Wednesday, 10 February 2016

Global Warming

Global warming policies we set today will determine the next 10,000 years

The decisions made in the next couple of decades about reducing greenhouse gas emissions will determine the severity of global warming — including potentially catastrophic sea level rise — for the next 10,000 years, according to a provocative statement by prominent climate scientists.

The research, published Monday in the journal Nature Climate Change, examines the "deep time" implications of emissions of global warming pollutants such as carbon dioxide.

The study vividly demonstrates how the lag effects that are inherent in the climate system affect policy decisions that today's leaders must make through the middle of this century.

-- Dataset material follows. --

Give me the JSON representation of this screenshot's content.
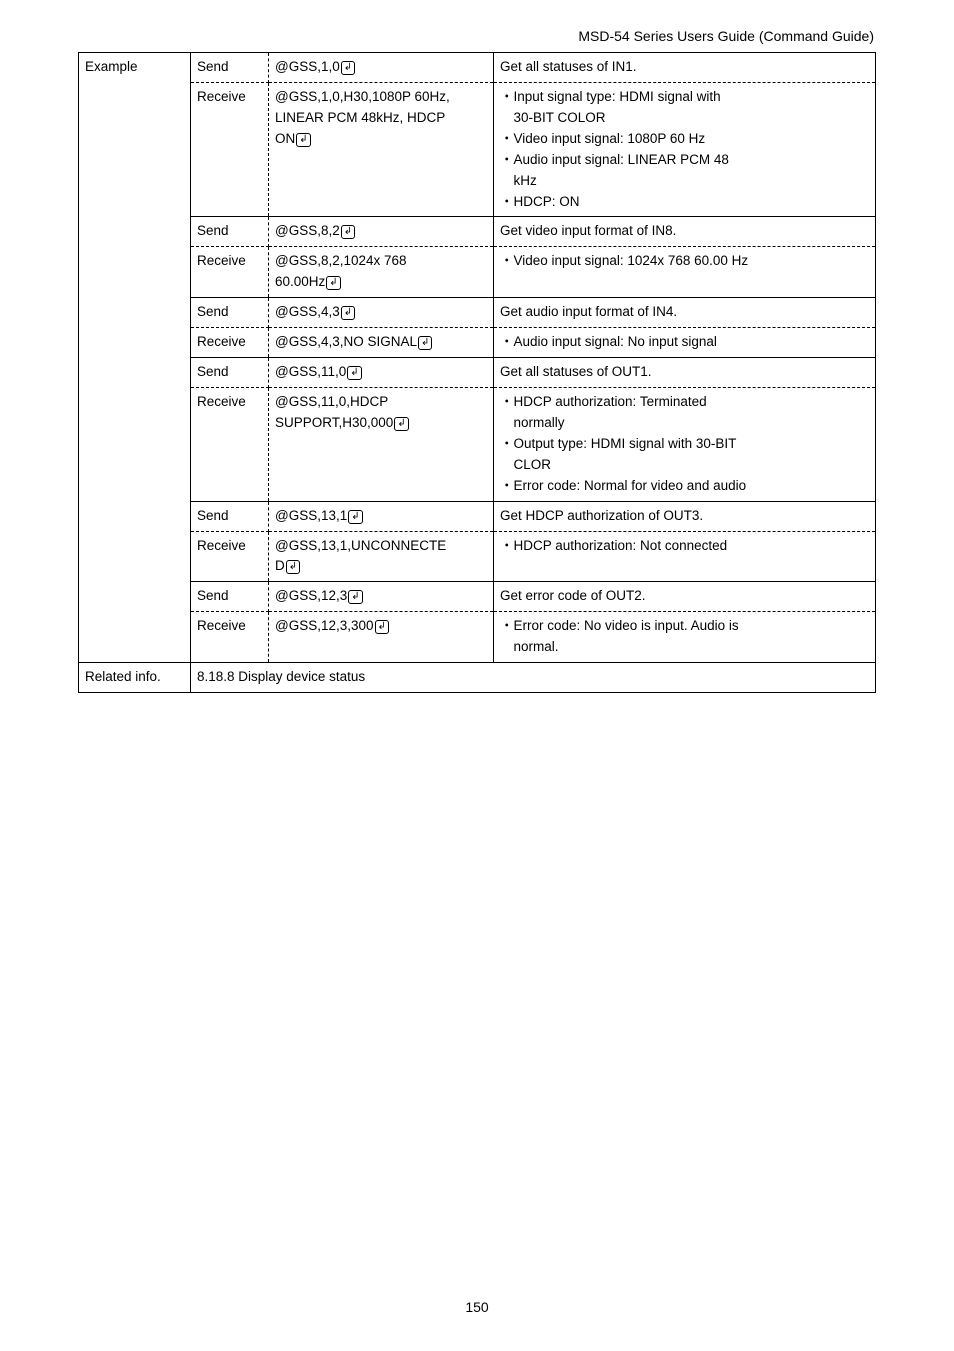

These lag effects — namely the ability of carbon dioxide to remain in the air for thousands of years, and the high sensitivity and long memory of global ice sheets to this temperature increase — will ensure that today's policy choices will play out on a stage longer than the history of human civilization.

"If carbon dioxide emissions continue unchecked, the carbon dioxide released during this century will commit Earth and its residents to an entirely new climate regime," the study states.

The study reviews evidence from ice cores, tree rings and other sources showing the past 20,000 years of the Earth's climate history, including how sea levels fell during the last ice age and rose as the climate entered a new, more stable and mild period known as the Holocene.

The study also notably details projections for the next 10,000 years based on different scenarios of rising greenhouse gas emissions from burning fossil fuels such as coal and oil.

For example, the study shows that future rates of sea level rise due to melting ice caps and warming, expanding seas, could be on the order of up to 4 meters, or 13.1 feet, per century, which would be unprecedented in more than 8,000 years.

Even if emissions were capped or reduced to some lower rate, we would still be committed to global mean sea level rise that is substantially larger than that experienced over much of recorded human civilization," the study states.